In dem hier vom Bundesarbeitsgericht entschiedenen Fall war die beklagte Arbeitnehmerin zum 31.12 2007 bei der Schuldnerin als Alleinbuchhalterin beschäftigt. Über das Vermögen der Schuldnerin wurde auf Antrag vom 10.08.2007 das Insolvenzverfahren eröffnet und der Kläger zum Insolvenzverwalter bestellt. Die Schuldnerin war seit Anfang 2007 zahlungsunfähig. Die Arbeitnehmerin erhielt gleichwohl wie alle Arbeitnehmer der Schuldnerin ihr Entgelt stets zum Fälligkeitszeitpunkt gezahlt. Der Kläger begehrt unter dem Gesichtspunkt der Vorsatzanfechtung die Rückzahlung des für die Zeit von Januar bis Juli 2007 gezahlten Nettoentgelts von 10.023, 30 Euro zur Insolvenzmasse. Er hat geltend gemacht, auch bei Gehaltszahlungen an Arbeitnehmer im Wege des Bargeschäfts lägen bei Kenntnis der Zahlungsunfähigkeit die subjektiven Voraussetzungen der Vorsatzanfechtung vor.

Arbeitsgericht und Landesarbeitsgericht Schleswig-Holstein1 haben die Klage abgewiesen. Und auch die Revision des Insolvenzverwalters hatte nun vor dem Bundesarbeitsgericht keinen Erfolg:

Im Hinblick auf den Bargeschäftscharakter der Entgeltzahlungen hat das Landesarbeitsgericht rechtsfehlerfrei für den Einzelfall die subjektiven Voraussetzungen der Vorsatzanfechtung verneint. Das Bundesarbeitsgericht konnte deshalb dahinstehen lassen, ob bei verfassungskonformer Auslegung der §§ 129 ff. InsO das Existenzminimum von der Anfechtung nicht erfasst wird.
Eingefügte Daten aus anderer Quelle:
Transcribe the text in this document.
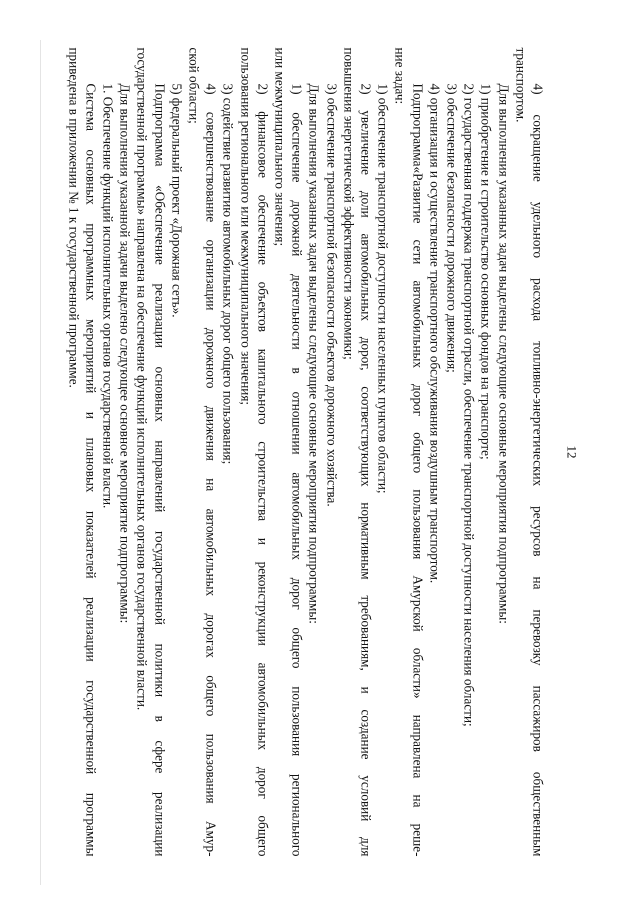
12
4) сокращение удельного расхода топливно-энергетических ресурсов на перевозку пассажиров общественным
транспортом.
Для выполнения указанных задач выделены следующие основные мероприятия подпрограммы:
1) приобретение и строительство основных фондов на транспорте;
2) государственная поддержка транспортной отрасли, обеспечение транспортной доступности населения области;
3) обеспечение безопасности дорожного движения;
4) организация и осуществление транспортного обслуживания воздушным транспортом.
Подпрограмма«Развитие сети автомобильных дорог общего пользования Амурской области» направлена на реше-
ние задач:
1) обеспечение транспортной доступности населенных пунктов области;
2) увеличение доли автомобильных дорог, соответствующих нормативным требованиям, и создание условий для
повышения энергетической эффективности экономики;
3) обеспечение транспортной безопасности объектов дорожного хозяйства.
Для выполнения указанных задач выделены следующие основные мероприятия подпрограммы:
1) обеспечение дорожной деятельности в отношении автомобильных дорог общего пользования регионального
или межмуниципального значения;
2) финансовое обеспечение объектов капитального строительства и реконструкции автомобильных дорог общего
пользования регионального или межмуниципального значения;
3) содействие развитию автомобильных дорог общего пользования;
4) совершенствование организации дорожного движения на автомобильных дорогах общего пользования Амур-
ской области;
5) федеральный проект «Дорожная сеть».
Подпрограмма «Обеспечение реализации основных направлений государственной политики в сфере реализации
государственной программы» направлена на обеспечение функций исполнительных органов государственной власти.
Для выполнения указанной задачи выделено следующее основное мероприятие подпрограммы:
1. Обеспечение функций исполнительных органов государственной власти.
Система основных программных мероприятий и плановых показателей реализации государственной программы
приведена в приложении № 1 к государственной программе.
Bargeschäfte sind gemäß § 142 InsO nur unter den Voraussetzungen des § 133 Abs. 1 InsO anfechtbar. Die objektiven Tatbestandsmerkmale dieses Anfechtungstatbestands liegen vor.

Die Erfüllung der Entgeltforderungen ist eine anfechtbare Rechtshandlung2.

Die Gläubiger der Schuldnerin sind mittelbar benachteiligt worden.

Liegt ein Bargeschäft vor, fehlt es an einer unmittelbaren Benachteiligung der Gläubiger, weil der Insolvenzmasse eine gleichwertige Gegenleistung zugeflossen ist3.

Für die Vorsatzanfechtung genügt jedoch eine mittelbare Benachteiligung4. Eine mittelbare Gläubigerbenachteiligung liegt vor, wenn die angefochtene Rechtshandlung allein noch keinen (unmittelbaren) Nachteil für die Gläubiger bewirkt hat, aber die Grundlage für einen weiteren Ablauf geschaffen hat, der zu einer Gläubigerschädigung geführt hat5. Das ist zB anzunehmen, wenn wie vorliegend der Schuldner die Forderung eines Gläubigers befriedigt, der ohne diese Zahlung Insolvenzgläubiger gewesen wäre. In diesem Fall ist die Masse durch den für die Erfüllung aufgewandten Betrag verkürzt6, so dass sich die Quote der anderen Insolvenzgläubiger verringert7.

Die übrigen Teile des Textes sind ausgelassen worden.